Q. Considius

RE, IV 1, 912-913, n° 6 (auteur Fr. Münzer) ; BNP, 3, 701, n° I 1 (auteur : K.-L. Elvers) et G. Niccolini, FTP, p. 12.

Sources

D.C., 5, frgt 21, 3 Boissevain ; D.H., 9, 27, 1-5 et Liv., 2, 52, 2-5.

Notice

Q. Considius fut tribun de la plèbe en 476 avec T. Genucius qui est le seul collègue que nous lui connaissions. Nous ne savons quasi rien de lui et le nom de ce tribun pose quelques problèmes. En effet, on le trouve chez Tite-Live et chez Denys d’Halicarnasse. Or les manuscrits fournissent les leçons suivantes : Κοίντου καὶ Κοιντιλίου (Chisianius 58 et Coislinianus 150) et Κοίντου Κοιντίνου (Urbinas 105). Κωνσιδίου est en fait une correction de Sigonius suivie par Jacoby. La première version des manuscrits pose problème car le texte de Denys d’Halicarnasse fait référence à deux tribuns et il y en aurait ainsi trois. Celle de l’Urbinas transforme le nom en Quintus Quintinus. Ce gentilice existe mais est extrêmement rare. Surtout, la correction de Sigonius trouve en fait son explication dans le témoignage de Tite-Live. Là, en effet, il n’est question que de deux tribuns — Q. Considius et T. Genucius — et les manuscrits ne soulèvent aucun problème. Cette correction nous semble donc pleinement justifiée et mérite d’être suivie.

Avec son collègue, Q. Considius se signala d’abord en soulevant de nouveau la question agraire[1] et, ensuite, par la mise en accusation du consul de l’année précédente, T. Menenius. Le motif officiel de l’accusation était qu’il aurait laissé prendre le camp du Crémère. Toutefois, comme ces tribuns se firent dans le même temps les promoteurs de la loi agraire, il est possible que cette accusation ait aussi eu un but politique : menacer les patriciens par une forme de chantage afin de faciliter l’adoption de la loi. En tous les cas, T. Menenius fut condamné à une amende de 2 000 as (il mourut peu de temps après) et la loi agraire ne fut pas votée.

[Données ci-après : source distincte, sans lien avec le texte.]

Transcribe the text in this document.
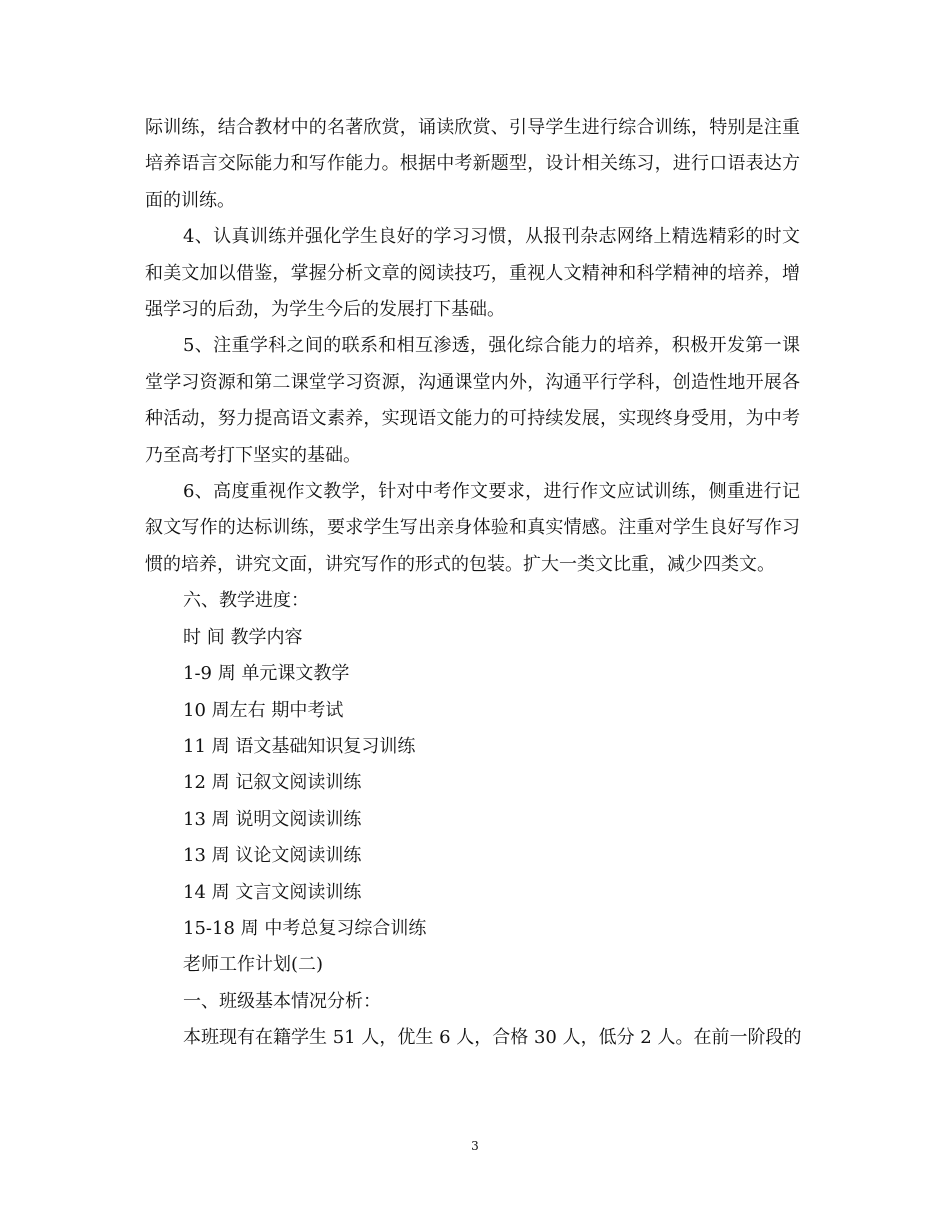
际训练，结合教材中的名著欣赏，诵读欣赏、引导学生进行综合训练，特别是注重培养语言交际能力和写作能力。根据中考新题型，设计相关练习，进行口语表达方面的训练。

4、认真训练并强化学生良好的学习习惯，从报刊杂志网络上精选精彩的时文和美文加以借鉴，掌握分析文章的阅读技巧，重视人文精神和科学精神的培养，增强学习的后劲，为学生今后的发展打下基础。

5、注重学科之间的联系和相互渗透，强化综合能力的培养，积极开发第一课堂学习资源和第二课堂学习资源，沟通课堂内外，沟通平行学科，创造性地开展各种活动，努力提高语文素养，实现语文能力的可持续发展，实现终身受用，为中考乃至高考打下坚实的基础。

6、高度重视作文教学，针对中考作文要求，进行作文应试训练，侧重进行记叙文写作的达标训练，要求学生写出亲身体验和真实情感。注重对学生良好写作习惯的培养，讲究文面，讲究写作的形式的包装。扩大一类文比重，减少四类文。

六、教学进度：

时 间 教学内容

1-9 周 单元课文教学

10 周左右 期中考试

11 周 语文基础知识复习训练

12 周 记叙文阅读训练

13 周 说明文阅读训练

13 周 议论文阅读训练

14 周 文言文阅读训练

15-18 周 中考总复习综合训练

老师工作计划(二)

一、班级基本情况分析：

本班现有在籍学生 51 人，优生 6 人，合格 30 人，低分 2 人。在前一阶段的

3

Ce récit est le premier procès de patriciens depuis celui, assurément fictif, de Coriolan en 491[2]. La possibilité de tels procès à une date si haute est problématique, et elle l’est d’autant plus que celui-ci n’est que le début d’une longue série. Dans la lignée des travaux de J. Bleicken, la tendance est à les déclarer impossibles. Ainsi, Ogilvie et P.-Ch. Ranouil estiment que ces deux tribuns et ce procès sont des faux[3]. La réalité est sans doute plus complexe même si le nom de Considius doit être considéré avec prudence[4]. Au sein de ce cadre, l’existence de ce procès est un peu particulière en raison d’une information apportée uniquement par Denys d’Halicarnasse. En effet, la condamnation de Menenius choqua tellement qu’elle aurait conduit à fixer, pour la première fois, une somme maximale aux amendes. Il y a là indubitablement trace de l’utilisation d’une source différente par l’historien grec et cela pourrait aller dans le sens d’une historicité du procès. En revanche, en raison de l’histoire même de sa famille, l’authenticité de Q. Considius paraît des plus douteuses et il pourrait s’agir d’un simple nom plaqué sur des bribes d’informations historiques[5].

Notes

[1] G. Rotondi, LPPR, p. 195.

[2] Sur Coriolan, cf. le volume publié p. 451-456.

[3] R. M. Ogilvie, A Commentary on Livy : Books 1-5, Oxford : Clarendon Press, 1984, p. 369 et P.-Ch. Ranouil, Recherches sur le patriciat (509-366 av. J.-C.), Paris : Les Belles Lettres, 1975, p. 99-100.

[4] Cl. Lovisi, « Les origines d’une coutume à Rome : naissance du procès populaire d’amende », dans G. Constable et M. Rouche (éd.), Auctoritas : Mélanges offerts au professeur Olivier Guillot, Paris : PUPS, 2006, p. 45-56. Cf. notre présentation des procès tribunitiens archaïques dans le volume publié.

[5] E. Pais, Ricerche sulla storia e sul diritto pubblico di Roma, Rome : P. Maglione & C. Strini, 3, 1918, p. 67.